Amelia touched the doorknob, but then froze, not from the cold this time, but because there was a sound on the other side.
Second after second ticked by with no other noise. Finally Amelia let herself move again, silently assailing herself with a whole list of curses due to the stupidity of not thinking things through when one was attempting to do covert investigations, and for not realizing the utter lack of usefulness of superheroes when one didn't let them know when and where one was going to encounter peril, even when one was not allowing the thought of superheroes into one's mind at all. Of course, it was true that Amelia was the only one of them that would have had any idea what to make of anything she'd found in Max's office, so the whole thing had been worth it, from one perspective. But as Amelia's heart beat so hard that she was afraid it would leap out of her and run down the hall a full ten yards ahead of her all the way to her car, she wasn't thinking about chemistry or earning a place on Simon's team. She was thinking about the museum. She was thinking about that thin, black gun that had come so very close to her that night.
But she was no seventeen-year-old girl anymore.
"Come on," she whispered to herself. "What are the chances an armed thug is going to be keeping an eye on Max Jordan's office all the time? I mean, that's plain ridiculous for a lot of reasons. It's a waste of manpower, and it's a big assumption that anyone could really find anything damaging in here with it all in code. And to top it all off, it makes absolutely no sense to assign someone to guard an office which is not kept locked."
With that pep talk fresh in her ears, Amelia turned the knob and slowly opened the door. There were no sounds from the hallway and she took a quick look, the bright lights harsh on her eyes at first, but she saw no one. So she slipped into the hallway and closed the door behind her. "Okay," she whispered. "And now—"

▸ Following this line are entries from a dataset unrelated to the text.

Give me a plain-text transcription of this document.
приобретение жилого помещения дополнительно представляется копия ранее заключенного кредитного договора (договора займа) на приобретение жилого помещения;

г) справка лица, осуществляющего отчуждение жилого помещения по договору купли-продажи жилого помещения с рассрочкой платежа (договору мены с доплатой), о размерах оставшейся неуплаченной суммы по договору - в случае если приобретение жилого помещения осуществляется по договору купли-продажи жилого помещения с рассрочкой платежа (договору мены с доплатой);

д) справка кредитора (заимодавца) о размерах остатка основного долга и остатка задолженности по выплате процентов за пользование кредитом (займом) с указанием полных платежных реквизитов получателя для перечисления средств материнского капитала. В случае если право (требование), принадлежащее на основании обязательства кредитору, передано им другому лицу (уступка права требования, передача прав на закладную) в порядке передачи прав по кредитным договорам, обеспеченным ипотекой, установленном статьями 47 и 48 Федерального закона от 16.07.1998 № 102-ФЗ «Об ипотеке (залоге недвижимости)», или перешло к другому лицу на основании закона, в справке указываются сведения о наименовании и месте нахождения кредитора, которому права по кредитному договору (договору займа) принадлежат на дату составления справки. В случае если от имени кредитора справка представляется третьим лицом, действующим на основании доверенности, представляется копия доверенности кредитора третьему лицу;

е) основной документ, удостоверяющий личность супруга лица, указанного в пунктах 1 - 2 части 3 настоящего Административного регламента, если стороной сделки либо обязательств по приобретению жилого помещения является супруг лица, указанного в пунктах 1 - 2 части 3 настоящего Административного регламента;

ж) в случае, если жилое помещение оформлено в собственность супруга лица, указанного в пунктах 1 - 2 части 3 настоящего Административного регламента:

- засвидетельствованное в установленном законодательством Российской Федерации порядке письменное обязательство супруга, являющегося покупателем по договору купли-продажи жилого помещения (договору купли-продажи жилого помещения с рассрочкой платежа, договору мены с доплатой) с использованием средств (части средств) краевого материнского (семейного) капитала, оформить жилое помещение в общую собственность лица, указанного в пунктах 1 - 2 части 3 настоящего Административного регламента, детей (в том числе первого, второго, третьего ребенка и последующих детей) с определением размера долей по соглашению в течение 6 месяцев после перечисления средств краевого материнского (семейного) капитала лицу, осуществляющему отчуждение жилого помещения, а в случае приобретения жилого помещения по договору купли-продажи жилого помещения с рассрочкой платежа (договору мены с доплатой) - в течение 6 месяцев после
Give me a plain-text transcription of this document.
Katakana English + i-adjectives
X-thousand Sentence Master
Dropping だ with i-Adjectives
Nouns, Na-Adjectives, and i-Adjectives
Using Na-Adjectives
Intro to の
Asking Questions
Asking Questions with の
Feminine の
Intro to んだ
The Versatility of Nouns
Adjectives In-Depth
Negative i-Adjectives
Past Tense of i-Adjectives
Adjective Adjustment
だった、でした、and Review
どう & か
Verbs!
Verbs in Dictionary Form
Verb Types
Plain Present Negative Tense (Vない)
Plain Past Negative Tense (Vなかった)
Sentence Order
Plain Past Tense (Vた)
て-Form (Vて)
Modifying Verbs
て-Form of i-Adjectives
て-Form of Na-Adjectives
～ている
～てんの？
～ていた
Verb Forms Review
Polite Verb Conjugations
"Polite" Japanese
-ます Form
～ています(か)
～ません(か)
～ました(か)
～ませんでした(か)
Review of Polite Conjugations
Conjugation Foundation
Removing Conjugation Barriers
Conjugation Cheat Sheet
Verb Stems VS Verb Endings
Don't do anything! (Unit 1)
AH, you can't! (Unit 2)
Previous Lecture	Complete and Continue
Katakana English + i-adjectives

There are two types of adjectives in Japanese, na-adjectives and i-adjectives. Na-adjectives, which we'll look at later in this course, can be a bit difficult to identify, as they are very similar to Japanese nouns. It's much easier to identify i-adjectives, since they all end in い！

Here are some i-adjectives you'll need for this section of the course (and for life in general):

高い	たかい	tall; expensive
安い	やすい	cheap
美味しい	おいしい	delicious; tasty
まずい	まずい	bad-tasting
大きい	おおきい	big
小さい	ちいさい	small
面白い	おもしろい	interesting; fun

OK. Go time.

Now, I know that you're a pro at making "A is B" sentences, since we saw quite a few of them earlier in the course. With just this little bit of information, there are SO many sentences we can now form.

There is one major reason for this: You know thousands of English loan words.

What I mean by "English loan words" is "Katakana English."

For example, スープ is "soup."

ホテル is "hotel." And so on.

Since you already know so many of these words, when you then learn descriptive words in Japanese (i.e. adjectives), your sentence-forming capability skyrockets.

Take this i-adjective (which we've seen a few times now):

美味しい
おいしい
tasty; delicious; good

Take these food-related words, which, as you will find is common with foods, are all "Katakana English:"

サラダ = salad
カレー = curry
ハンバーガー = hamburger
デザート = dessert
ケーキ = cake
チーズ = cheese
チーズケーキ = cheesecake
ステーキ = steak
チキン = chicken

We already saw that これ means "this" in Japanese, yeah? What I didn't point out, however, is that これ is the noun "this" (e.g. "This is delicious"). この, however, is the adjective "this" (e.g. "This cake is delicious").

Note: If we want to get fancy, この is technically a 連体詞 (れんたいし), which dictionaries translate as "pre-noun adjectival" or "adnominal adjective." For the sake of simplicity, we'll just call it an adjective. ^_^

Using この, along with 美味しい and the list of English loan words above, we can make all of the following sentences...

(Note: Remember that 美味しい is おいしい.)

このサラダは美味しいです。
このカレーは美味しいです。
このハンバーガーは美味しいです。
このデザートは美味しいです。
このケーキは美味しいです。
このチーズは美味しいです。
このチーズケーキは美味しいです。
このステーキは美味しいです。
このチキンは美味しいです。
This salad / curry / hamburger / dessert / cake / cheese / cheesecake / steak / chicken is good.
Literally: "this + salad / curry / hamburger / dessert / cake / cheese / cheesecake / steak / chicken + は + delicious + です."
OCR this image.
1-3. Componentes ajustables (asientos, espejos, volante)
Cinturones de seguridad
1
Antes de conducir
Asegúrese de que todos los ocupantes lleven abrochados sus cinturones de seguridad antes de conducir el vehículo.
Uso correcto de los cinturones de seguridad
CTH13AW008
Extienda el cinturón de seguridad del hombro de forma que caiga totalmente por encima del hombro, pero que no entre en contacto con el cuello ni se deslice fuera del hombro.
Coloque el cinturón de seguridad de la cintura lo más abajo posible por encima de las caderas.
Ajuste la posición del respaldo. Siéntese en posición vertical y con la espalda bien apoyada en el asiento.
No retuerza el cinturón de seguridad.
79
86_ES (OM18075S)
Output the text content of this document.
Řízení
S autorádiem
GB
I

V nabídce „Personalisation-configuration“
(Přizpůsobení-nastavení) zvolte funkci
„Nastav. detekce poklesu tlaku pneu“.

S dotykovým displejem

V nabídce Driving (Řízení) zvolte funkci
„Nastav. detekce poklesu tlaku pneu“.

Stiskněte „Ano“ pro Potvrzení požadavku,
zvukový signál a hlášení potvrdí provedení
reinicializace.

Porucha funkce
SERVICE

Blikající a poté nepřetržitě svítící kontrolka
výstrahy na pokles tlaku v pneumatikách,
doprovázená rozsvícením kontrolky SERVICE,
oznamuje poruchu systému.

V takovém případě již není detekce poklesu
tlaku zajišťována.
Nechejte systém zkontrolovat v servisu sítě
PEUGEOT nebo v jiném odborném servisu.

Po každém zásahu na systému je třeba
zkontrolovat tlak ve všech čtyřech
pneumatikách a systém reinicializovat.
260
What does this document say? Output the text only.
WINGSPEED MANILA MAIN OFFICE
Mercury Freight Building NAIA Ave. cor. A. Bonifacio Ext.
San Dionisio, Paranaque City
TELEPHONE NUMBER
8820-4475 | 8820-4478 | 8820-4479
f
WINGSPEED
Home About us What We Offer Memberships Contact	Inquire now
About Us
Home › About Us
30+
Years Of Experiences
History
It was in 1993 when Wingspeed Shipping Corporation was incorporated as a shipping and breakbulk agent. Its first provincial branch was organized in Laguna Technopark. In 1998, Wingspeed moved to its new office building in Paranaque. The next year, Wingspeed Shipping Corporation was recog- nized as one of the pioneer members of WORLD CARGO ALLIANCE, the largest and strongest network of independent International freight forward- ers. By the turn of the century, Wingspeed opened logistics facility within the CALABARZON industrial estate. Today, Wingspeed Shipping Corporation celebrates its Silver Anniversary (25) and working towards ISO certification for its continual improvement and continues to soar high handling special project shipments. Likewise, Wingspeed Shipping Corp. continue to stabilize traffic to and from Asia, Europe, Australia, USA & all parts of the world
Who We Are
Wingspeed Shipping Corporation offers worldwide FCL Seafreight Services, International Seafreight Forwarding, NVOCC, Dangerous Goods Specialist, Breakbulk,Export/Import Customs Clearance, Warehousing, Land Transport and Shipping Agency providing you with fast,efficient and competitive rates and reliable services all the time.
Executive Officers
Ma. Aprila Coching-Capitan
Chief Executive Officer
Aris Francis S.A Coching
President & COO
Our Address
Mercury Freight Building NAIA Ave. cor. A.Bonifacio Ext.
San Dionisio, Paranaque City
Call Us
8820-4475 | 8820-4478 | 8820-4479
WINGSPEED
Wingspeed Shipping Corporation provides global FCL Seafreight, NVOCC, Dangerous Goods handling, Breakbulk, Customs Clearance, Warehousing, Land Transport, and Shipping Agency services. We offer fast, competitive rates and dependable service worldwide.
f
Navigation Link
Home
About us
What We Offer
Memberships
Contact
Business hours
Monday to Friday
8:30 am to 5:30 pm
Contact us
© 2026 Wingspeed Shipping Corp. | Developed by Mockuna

The sound of footsteps in the stairwell next to her sent Amelia jumping so high she almost grabbed onto one of the pipes running along the ceiling. Without any more thought, her feet began to fly under her and she ran toward the end of the hallway and the other stairwell as fast as she could. There was an exit to the roof just one flight up and Amelia headed for it, just wanting to get out of sight as quickly as possible. Thankfully, that door was not locked either, and she pushed through it and took deep breaths of cool night air, then checked herself over to make sure that she had not left any shoes or actual feet behind in the building.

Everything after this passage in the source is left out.